A subcutaneous version has just been licensed by the US and different dosing schedules are currently being investigated.
Rozanolixizumab is a high affinity humanised IgG4 monoclonal antibody against FcRn and is administered by weekly subcutaneous injection. The Phase 3 MyCarin study showed a significant improvement in Mg ADL scores, and in contrast to other FcRN treatments is currently approved in the UK and Europe for the treatment of both AChR and MuSK MG .
Other FcRN therapies – Batoclimab and Nicolimab are currently undergoing Phase III trials (NCT05403541, NCT04951622).
Anti-FcRN treatments tend to be well tolerated with minor infections and headache being the most reported side effects. In contrast to complement treatment, there is scientific rationale for FcRN use in MuSK positive MG. The onset of action of FcRN treatment is fast. Repeated dosing is necessary with an average inter-treatment interval of 7 weeks though some patients require more frequent treatment.
Other therapeutic targets
Cell-surface receptors, Cytokines and chemokines
The signalling molecules that help in coordination of the immune response and upregulation of B and T cells are potential targets in MG.
CD40 is a molecule expressed on B cells and is important for differentiation and activation of memory B cells and through its interaction with CD154, is essential for T cell dependent antibody responses.
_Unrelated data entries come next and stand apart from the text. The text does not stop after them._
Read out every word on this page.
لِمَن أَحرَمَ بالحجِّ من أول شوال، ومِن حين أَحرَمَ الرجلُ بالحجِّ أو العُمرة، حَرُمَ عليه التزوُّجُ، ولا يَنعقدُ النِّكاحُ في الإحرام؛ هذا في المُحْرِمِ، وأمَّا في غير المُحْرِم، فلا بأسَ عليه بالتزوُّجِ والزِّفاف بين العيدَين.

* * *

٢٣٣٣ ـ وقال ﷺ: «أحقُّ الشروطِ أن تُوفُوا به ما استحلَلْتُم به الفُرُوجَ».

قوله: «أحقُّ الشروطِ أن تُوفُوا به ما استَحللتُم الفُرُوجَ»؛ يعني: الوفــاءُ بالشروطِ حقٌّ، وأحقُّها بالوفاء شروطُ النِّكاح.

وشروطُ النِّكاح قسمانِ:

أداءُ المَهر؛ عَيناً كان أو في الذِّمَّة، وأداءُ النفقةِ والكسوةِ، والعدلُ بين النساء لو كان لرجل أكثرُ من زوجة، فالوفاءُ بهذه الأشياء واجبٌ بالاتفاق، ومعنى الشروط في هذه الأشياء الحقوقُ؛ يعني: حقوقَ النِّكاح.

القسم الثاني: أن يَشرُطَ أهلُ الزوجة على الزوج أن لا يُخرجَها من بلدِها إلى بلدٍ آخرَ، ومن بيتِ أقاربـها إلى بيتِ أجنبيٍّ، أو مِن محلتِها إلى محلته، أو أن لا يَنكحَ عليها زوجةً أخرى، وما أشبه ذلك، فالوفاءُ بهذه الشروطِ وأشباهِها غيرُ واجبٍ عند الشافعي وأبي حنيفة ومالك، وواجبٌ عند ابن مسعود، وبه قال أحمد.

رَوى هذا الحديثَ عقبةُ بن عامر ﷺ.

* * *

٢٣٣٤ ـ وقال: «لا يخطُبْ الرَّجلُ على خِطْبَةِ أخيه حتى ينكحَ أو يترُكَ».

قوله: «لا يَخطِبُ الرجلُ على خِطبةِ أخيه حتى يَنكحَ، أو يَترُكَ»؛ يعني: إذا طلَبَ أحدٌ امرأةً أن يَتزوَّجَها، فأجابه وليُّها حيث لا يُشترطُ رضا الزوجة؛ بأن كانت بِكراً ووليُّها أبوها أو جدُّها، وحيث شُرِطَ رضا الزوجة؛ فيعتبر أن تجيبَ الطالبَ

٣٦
Isacalimab is a monoclonal antibody that targets CD40 and is undergoing a phase II trial in MG currently (NCT0256576).
IL6 has a role in T and B cell signalling pathways and in the differentiation of B cells. Satralizumab has been successful in phase 3 trials for treatment of Neuromyelitis Optica Spectrum Disorder and currently is undergoing investigation for the treatment of MG (NCT04963270). Tocilizumab, which also inhibits IL6 signalling has been found to be beneficial in MG in case reports and a single arm open label study of six patients [14,15].
Bruton’s Tyrosine Kinase (BTK) has a role in B cell proliferation and differentiation and is a potential target in MG. Tolebrutinib is an oral BTK inhibitor and has been studied in MS. However, a phase III study was suspended earlier this year because of hepatotoxicity.
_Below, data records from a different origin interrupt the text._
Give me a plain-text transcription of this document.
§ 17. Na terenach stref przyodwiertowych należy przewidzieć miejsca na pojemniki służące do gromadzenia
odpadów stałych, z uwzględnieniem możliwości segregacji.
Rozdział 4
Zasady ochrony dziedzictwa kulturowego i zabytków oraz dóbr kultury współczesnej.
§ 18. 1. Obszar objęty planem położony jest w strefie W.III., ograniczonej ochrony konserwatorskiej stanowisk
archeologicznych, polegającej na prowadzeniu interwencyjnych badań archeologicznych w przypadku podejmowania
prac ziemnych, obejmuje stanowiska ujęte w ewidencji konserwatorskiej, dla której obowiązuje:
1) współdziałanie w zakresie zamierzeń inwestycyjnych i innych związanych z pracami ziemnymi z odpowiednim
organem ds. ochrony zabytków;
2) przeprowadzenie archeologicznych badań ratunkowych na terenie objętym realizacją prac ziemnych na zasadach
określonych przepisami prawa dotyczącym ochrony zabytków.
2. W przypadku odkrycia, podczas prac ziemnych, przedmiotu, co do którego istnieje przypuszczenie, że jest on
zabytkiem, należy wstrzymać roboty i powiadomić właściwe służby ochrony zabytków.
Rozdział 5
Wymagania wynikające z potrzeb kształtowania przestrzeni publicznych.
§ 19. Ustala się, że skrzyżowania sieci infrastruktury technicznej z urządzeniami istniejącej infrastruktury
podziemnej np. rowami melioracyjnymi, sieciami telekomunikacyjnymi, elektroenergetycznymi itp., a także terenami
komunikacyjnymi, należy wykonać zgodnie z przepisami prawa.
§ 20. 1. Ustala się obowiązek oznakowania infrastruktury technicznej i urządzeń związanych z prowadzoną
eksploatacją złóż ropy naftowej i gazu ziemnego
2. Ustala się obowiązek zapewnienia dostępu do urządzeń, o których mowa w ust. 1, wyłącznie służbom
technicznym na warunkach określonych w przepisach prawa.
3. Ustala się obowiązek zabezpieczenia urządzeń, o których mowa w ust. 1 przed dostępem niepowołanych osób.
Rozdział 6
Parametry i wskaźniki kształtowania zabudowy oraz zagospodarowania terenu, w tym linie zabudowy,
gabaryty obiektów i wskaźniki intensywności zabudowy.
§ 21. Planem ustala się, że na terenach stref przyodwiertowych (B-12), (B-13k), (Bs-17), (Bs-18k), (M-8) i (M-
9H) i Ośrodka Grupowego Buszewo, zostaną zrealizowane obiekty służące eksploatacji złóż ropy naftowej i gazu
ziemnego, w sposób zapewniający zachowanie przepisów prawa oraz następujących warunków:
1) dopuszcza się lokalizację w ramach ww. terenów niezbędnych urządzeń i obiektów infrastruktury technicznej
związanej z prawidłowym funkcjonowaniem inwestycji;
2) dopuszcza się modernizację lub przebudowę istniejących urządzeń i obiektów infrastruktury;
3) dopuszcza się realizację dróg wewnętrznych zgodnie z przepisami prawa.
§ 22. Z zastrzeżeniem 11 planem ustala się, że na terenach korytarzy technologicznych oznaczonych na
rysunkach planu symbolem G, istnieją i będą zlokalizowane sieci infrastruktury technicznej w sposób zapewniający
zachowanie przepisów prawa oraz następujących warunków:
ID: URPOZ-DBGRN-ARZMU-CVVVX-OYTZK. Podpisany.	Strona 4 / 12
B cell activating factor (BAFF) is upregulated in MG – Belimumab, an anti BAFF agent has been studied in Systemic Lupus Erythematosus but a phase 2 trial did not show any clear benefit for its use in MG .
Other potential targets include plasma cells with anti CD38 agents such as Daratumumab which is used in Myeloma, and cytokines that target T cell activation such as IL17, IL12 and IL23 but these have not been studied in MG in detail to date.
CAR-T cell therapy
Chimeric antigen receptor (CAR) T cell therapy has shown remarkable efficacy in haematological malignancy in recent years.
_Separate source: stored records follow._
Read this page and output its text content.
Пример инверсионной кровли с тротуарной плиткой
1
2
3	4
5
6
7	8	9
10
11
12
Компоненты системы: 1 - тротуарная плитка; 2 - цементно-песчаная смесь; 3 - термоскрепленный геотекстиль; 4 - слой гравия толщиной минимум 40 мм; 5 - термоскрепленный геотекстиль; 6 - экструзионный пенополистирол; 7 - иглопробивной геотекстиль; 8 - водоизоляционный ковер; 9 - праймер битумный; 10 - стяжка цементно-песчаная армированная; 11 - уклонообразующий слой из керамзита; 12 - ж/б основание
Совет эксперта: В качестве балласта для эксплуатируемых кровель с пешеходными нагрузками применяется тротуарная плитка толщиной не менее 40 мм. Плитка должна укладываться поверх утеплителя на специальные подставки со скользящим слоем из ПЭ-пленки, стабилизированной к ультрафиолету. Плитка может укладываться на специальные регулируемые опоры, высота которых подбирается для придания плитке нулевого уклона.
CAR-T cell therapy could in principle be adapted for autoimmune diseases by using an engineered T cell which could bind to a pathogenic B cell, thus specifically targeting pathogenic cells – so called chimeric autoantibody receptor T Cell therapy.
Haematopoietic Stem cell transplant
‘Resetting’ of the immune system with haematopoietic stem transplantation has been investigated in several refractory autoimmune diseases. The process involves stimulation of haematopoietic stem cell production, cell harvesting followed by bone marrow ablation and reinfusion of the harvested cells. A retrospective case series reported remarkable benefit with patients having remission of their MG . However, the potential for adverse events means that few patients have undergone this treatment.
Questions and future directions
The landscape of MG treatment is clearly changing. Rather than slow acting non-specific treatments we now have more defined targets for treatments with a faster onset of action. The agents described were mostly not trialled on selected refractory patients, so where these newer therapies should fit into the treatment paradigm amongst the familiar agents remains uncertain. Thus far they have been generally licensed as add on treatments, but how early they should be used and in what severity of MG is unknown. The considerable benefits in terms of efficacy, speed of onset, and reduction in steroid use must be balanced against their cost and the lack of long-term safety data.